Obama has laid some of the same groundwork in his advocacy for “investments to build the middle class,” but he’s facing a tougher crowd, and Boehner isn’t as easy to caricature as Gingrich, an in-your-face leader as opposed to Boehner, who’s more like a dead man walking through this crisis.
Before the shutdown, Democrats were pretty much reconciled to falling short in efforts to retake the House next year. With so many gerrymandered seats, the 17 pickups Democrats need seem out of reach and may still be. But Galston points to research that says Democrats can overcome the structural disadvantage they face if they add 5 percentage points in their overall votes for the House, then they would have a better than 50 percent chance of winning control. “The Republicans are doing the only thing that could conceivably endanger their majority,” Galston says.

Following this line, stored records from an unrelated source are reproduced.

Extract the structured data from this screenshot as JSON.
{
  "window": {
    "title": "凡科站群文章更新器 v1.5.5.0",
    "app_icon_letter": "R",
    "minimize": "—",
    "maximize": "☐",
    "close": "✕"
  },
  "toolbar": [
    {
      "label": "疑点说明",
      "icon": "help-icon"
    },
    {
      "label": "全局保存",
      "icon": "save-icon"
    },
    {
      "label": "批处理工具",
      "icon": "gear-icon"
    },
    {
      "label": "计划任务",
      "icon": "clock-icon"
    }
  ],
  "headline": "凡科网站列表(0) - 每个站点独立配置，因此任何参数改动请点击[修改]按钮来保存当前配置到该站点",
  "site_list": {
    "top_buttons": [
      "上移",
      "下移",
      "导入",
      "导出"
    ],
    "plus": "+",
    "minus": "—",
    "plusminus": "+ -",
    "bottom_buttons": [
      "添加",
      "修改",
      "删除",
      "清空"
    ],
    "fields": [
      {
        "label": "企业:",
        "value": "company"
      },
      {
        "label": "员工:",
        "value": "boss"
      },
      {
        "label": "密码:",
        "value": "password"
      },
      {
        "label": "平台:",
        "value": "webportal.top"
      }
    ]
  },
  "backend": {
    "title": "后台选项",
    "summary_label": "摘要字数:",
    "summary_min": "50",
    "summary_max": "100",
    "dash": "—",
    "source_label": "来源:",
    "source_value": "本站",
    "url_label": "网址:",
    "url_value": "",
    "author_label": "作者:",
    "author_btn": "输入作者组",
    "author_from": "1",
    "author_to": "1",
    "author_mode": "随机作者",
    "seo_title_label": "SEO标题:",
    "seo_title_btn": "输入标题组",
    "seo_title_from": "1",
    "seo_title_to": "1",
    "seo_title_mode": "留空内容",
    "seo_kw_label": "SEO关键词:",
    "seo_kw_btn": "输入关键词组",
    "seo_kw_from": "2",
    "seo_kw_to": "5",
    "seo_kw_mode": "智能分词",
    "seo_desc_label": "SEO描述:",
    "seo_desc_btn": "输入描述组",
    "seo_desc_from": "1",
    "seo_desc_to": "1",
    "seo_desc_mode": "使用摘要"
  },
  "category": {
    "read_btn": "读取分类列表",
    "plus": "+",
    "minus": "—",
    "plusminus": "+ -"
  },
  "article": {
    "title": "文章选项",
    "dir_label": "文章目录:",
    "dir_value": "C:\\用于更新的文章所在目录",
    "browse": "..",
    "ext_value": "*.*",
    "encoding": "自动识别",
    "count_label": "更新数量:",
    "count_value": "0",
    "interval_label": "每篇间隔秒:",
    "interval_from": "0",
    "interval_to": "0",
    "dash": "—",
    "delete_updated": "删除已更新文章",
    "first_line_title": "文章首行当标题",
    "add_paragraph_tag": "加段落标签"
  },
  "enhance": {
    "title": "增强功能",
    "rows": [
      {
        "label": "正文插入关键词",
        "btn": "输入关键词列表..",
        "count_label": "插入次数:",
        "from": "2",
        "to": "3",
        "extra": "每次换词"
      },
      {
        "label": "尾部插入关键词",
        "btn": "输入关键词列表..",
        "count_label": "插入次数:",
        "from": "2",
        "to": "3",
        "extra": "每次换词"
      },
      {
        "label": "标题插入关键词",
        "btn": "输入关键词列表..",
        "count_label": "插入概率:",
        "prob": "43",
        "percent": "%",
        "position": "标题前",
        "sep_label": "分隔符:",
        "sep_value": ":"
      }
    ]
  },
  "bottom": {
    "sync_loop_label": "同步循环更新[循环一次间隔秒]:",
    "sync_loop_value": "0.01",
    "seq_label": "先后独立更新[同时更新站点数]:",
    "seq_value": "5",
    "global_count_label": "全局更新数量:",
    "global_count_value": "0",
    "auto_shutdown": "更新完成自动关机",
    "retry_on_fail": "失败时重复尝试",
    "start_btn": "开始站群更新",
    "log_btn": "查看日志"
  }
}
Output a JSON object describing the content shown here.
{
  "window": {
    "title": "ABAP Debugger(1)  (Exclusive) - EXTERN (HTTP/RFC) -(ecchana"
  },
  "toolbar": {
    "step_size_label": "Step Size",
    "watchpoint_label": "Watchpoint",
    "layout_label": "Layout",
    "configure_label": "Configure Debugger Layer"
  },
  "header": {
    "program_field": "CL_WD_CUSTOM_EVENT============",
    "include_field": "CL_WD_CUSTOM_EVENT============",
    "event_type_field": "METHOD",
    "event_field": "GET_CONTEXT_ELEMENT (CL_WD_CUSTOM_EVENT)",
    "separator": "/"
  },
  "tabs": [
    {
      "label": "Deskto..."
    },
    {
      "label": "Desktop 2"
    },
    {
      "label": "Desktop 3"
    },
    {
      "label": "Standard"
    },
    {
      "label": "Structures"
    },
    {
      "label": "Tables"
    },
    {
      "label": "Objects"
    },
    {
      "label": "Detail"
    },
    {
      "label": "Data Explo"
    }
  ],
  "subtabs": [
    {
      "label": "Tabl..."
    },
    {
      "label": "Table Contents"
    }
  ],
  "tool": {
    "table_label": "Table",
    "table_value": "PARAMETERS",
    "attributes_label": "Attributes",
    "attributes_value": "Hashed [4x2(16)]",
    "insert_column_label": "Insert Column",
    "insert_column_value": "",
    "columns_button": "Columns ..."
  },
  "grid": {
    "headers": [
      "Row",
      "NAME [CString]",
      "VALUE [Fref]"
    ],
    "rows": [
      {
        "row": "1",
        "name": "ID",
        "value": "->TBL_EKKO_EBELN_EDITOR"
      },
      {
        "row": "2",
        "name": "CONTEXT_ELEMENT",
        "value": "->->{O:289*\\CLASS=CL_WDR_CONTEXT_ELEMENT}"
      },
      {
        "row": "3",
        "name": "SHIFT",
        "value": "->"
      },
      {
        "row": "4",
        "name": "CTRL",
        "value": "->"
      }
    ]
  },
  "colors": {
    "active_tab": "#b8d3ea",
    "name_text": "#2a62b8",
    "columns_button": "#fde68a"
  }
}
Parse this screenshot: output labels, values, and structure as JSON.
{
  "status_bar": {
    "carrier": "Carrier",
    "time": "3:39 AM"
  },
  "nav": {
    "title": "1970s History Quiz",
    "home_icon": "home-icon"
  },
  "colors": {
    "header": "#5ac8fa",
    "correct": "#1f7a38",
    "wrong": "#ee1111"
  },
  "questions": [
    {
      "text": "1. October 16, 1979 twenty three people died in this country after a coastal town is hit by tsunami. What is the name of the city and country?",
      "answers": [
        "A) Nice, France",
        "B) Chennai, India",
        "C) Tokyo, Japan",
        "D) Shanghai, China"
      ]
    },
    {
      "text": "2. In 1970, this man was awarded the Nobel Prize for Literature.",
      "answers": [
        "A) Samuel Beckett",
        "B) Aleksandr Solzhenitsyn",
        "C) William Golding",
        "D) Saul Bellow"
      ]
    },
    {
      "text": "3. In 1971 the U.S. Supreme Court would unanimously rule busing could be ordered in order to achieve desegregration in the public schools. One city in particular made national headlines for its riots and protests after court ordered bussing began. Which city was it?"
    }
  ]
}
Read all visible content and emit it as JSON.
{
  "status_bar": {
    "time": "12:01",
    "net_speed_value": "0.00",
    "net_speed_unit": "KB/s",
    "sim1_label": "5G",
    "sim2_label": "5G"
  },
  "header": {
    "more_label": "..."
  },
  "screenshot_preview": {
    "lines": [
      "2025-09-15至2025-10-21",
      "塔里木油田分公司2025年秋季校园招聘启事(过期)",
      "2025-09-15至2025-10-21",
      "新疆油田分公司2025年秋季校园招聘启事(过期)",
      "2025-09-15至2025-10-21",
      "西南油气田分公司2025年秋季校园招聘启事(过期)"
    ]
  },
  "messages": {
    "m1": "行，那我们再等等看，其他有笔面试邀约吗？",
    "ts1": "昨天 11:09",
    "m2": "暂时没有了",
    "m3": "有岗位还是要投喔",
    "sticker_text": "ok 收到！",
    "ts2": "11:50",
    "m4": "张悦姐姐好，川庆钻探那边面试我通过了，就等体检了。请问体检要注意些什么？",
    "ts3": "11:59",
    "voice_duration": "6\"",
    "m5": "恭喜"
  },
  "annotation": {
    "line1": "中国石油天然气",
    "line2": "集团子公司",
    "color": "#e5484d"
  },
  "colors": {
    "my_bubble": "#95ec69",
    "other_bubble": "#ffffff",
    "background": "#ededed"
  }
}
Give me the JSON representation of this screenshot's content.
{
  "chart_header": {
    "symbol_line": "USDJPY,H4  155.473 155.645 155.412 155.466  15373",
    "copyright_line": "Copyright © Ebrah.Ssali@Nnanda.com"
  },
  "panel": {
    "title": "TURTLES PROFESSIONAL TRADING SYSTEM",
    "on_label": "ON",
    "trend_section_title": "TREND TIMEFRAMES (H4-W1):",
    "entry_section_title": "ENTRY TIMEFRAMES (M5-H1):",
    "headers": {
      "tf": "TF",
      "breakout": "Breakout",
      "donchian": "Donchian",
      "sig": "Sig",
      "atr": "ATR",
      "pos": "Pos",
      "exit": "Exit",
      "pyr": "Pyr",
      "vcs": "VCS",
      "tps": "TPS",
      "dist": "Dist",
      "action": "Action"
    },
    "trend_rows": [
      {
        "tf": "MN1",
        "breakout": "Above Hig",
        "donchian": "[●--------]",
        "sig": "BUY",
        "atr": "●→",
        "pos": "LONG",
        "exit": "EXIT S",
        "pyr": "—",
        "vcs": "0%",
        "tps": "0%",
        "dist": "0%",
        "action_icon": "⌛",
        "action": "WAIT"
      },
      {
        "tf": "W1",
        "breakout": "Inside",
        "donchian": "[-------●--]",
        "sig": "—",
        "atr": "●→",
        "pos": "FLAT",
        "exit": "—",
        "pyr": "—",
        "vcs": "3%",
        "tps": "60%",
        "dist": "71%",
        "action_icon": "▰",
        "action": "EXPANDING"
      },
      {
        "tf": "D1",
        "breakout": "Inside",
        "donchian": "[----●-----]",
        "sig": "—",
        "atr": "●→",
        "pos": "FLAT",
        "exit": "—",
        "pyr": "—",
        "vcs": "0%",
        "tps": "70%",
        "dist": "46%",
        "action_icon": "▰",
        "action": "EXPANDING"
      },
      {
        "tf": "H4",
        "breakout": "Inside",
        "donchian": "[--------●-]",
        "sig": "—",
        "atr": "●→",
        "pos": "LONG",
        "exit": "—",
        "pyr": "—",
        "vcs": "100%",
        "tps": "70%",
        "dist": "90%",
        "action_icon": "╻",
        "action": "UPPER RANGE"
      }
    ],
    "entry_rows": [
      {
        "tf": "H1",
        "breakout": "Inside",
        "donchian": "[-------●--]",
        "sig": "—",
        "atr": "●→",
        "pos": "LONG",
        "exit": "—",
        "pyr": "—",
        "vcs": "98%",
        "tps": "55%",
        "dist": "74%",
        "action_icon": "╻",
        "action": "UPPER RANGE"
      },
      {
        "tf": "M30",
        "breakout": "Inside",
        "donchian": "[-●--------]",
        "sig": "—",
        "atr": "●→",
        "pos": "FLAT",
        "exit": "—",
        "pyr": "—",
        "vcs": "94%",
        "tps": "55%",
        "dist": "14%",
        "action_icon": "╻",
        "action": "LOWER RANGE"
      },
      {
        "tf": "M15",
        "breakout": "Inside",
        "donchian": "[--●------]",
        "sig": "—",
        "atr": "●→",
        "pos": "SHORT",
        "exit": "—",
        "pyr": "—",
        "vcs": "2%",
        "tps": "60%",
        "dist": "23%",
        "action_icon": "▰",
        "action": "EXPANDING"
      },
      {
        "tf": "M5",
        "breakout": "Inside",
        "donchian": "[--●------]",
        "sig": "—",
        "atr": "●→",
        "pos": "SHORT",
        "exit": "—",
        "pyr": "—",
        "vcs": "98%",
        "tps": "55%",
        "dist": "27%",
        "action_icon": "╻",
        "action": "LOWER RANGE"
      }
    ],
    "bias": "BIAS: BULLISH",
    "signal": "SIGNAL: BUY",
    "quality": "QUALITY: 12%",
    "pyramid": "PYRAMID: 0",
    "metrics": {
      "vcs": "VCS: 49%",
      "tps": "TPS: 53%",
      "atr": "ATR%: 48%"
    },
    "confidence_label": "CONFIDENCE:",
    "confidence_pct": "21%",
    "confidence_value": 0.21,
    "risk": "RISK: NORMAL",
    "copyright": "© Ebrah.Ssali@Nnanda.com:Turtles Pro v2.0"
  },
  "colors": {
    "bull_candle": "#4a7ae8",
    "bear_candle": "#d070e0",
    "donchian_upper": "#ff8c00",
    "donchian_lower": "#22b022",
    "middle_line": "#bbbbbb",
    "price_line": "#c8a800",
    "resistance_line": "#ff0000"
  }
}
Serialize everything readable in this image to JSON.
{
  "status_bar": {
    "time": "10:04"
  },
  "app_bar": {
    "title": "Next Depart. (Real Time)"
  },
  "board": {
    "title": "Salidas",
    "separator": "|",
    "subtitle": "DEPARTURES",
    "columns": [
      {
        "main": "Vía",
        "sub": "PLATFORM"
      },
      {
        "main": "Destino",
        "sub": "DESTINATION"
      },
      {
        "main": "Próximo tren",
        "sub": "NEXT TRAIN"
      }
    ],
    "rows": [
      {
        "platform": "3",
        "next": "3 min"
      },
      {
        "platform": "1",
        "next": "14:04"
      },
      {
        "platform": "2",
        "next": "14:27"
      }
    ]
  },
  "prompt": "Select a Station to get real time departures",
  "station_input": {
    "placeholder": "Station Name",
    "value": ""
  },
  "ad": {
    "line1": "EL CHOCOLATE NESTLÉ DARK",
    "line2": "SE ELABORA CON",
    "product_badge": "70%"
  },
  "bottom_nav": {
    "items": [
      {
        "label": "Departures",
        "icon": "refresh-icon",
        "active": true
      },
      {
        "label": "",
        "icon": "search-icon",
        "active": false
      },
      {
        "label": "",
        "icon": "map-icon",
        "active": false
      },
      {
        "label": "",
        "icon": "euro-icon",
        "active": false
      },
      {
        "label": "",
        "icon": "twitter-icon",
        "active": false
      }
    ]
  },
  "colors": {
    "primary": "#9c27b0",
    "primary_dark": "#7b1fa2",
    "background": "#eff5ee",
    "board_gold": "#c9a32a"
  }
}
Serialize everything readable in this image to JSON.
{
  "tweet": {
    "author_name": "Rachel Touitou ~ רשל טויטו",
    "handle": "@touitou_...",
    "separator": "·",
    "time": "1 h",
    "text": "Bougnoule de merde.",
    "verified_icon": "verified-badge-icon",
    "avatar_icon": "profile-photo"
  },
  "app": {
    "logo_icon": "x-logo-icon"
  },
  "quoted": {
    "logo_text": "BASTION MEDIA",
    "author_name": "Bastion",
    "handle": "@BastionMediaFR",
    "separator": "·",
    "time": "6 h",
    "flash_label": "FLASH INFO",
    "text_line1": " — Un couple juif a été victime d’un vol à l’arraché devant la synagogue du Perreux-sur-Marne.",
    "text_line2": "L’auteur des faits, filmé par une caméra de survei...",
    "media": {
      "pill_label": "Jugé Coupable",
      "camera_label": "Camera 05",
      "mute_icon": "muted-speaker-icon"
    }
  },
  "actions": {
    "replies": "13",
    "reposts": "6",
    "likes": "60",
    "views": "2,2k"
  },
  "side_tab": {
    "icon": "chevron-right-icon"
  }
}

The latest Quinnipiac and Pew polls show Democrats with a 9-point generic edge, twice what it was in late August. “After the dust settles next November and the generic Democratic edge is 9 points, I guarantee you the next speaker is Nancy Pelosi,” he says.
On the Senate side, Republicans need six seats to gain control of the chamber. In just about every contested race, Republicans are battling each other in primaries to see who can be the biggest cheerleader of the government shutdown. “If Ted Cruz becomes the public face for the Republican Party, it will be a cold day in hell before they have a Senate majority,” says Galston. The last shutdown 17 years ago helped reelect Clinton. This one could give Obama the Congress he wants.